Select “Export selected tags” to make the tags visible in the exported DOCX file. After the export of the Word document, please open it and do the following:- Click on the paragraph button in the Home menu of Word
- Go to “References” and choose “Insert Index”
- The following Office window will open up
- Select “Right align page numbers” and press “OK”
- A confirmation window will pop up: click “Yes”
- An overview of the tags should now appear at the end of the document. If the overview of the tags does not appear, click “Update Index”. This should solve the problem.
- Click on the paragraph button in the Home menu of Word
- TXT: if you do not usually work with Microsoft Word, it is possible to export your transcription as a simple TXT file.
You can choose to split the text into text files from a start tag to an end tag and create several text files; those files can be named according to one or more attributes of the tag. - Tag Export (Excel): If you would like to export the tags you assigned to your transcription, select this option to produce an Excel file with individual tabs for each tag category and one tab with an overview of all the tags.
As described above, you can also export the tags in PDF and DOCX files. - Table Export into Excel: if your document presents tables, use this option to export them in Excel format. Each table will be exported as a separate sheet of the Excel file. However, you can check the option “Create one large table” if you prefer to have all the tables of the selected pages in one table in one Excel sheet. You can also choose to export only one column of your table with the cells' image snippets.
- Page metadata into Excel: to export the page-related metadata in the Metadata-page tab in the Excel format.
In addition to the export format, these options are selectable during the export:
- Version Status: to export a particular version of the document. If you select “Ground Truth”, for example, Transkribus will export only those pages of the document which you have marked as “Ground Truth.”
For the export, the program consults previous versions of your document. This means that if you choose to export all “In Progress” pages, the program will export all pages which have been marked as “In Progress”, even if their status is now updated. The program will export the latest “In Progress” version of your document. If you would like to export a specific former “In Progress” version of your page, open this version of the page in Transkribus. Open the Export window and select “Loaded version for current page” (available only for the Client Export). In the “Pages” option, select “Current” before confirming. - Word Layer: if checked, the text from word layer segmentation will be exported (it works only if you have previously selected the “Add estimated word coordinates” during the Text Recognition).
- Blackening: If you have blacked out sensitive sections of your transcription, these words or phrases can also be hidden in the exported files. To do this, select “Do blackening” in the export options. Note: this option only works for Word, PDF and METS files.
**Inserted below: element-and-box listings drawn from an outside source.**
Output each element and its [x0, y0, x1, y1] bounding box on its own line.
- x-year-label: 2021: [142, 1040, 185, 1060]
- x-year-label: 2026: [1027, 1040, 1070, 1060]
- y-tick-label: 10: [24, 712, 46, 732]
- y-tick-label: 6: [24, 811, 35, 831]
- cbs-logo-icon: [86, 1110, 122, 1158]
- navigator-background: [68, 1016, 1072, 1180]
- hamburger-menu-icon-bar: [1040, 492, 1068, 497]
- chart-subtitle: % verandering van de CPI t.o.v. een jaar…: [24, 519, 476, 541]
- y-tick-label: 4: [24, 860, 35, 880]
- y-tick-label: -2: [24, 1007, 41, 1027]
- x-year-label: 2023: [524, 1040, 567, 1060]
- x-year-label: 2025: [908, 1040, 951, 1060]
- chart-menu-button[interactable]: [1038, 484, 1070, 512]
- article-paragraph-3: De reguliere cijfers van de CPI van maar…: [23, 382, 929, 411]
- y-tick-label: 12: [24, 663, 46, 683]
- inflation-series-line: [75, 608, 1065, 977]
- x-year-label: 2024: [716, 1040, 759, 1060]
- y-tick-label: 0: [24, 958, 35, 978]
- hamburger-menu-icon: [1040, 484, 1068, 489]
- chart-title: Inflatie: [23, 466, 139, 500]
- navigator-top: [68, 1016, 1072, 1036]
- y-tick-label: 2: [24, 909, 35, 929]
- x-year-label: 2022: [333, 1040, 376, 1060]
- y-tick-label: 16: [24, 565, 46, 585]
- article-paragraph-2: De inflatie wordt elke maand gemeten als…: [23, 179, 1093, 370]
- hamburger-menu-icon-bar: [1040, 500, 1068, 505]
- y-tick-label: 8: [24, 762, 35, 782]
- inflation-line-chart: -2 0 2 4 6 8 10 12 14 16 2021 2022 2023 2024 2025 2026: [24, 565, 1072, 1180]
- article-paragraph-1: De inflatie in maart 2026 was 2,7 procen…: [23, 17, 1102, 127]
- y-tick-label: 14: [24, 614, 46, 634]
- Create Title Page: with this option, a title page based on the information added in the “Document” tab within the “Metadata” tab is created. In the “Document” tab, you can add information about the title, author, language and date of your document. You can also create an Editorial Declaration to explain how exactly your document has been transcribed (more info on the Editorial Declaration on this page).
- Pages to be exported: select the number of pages you wish to export. You can export all the pages in your document or just the current page.
- All tags/chosen tags: to choose which tags you want to export.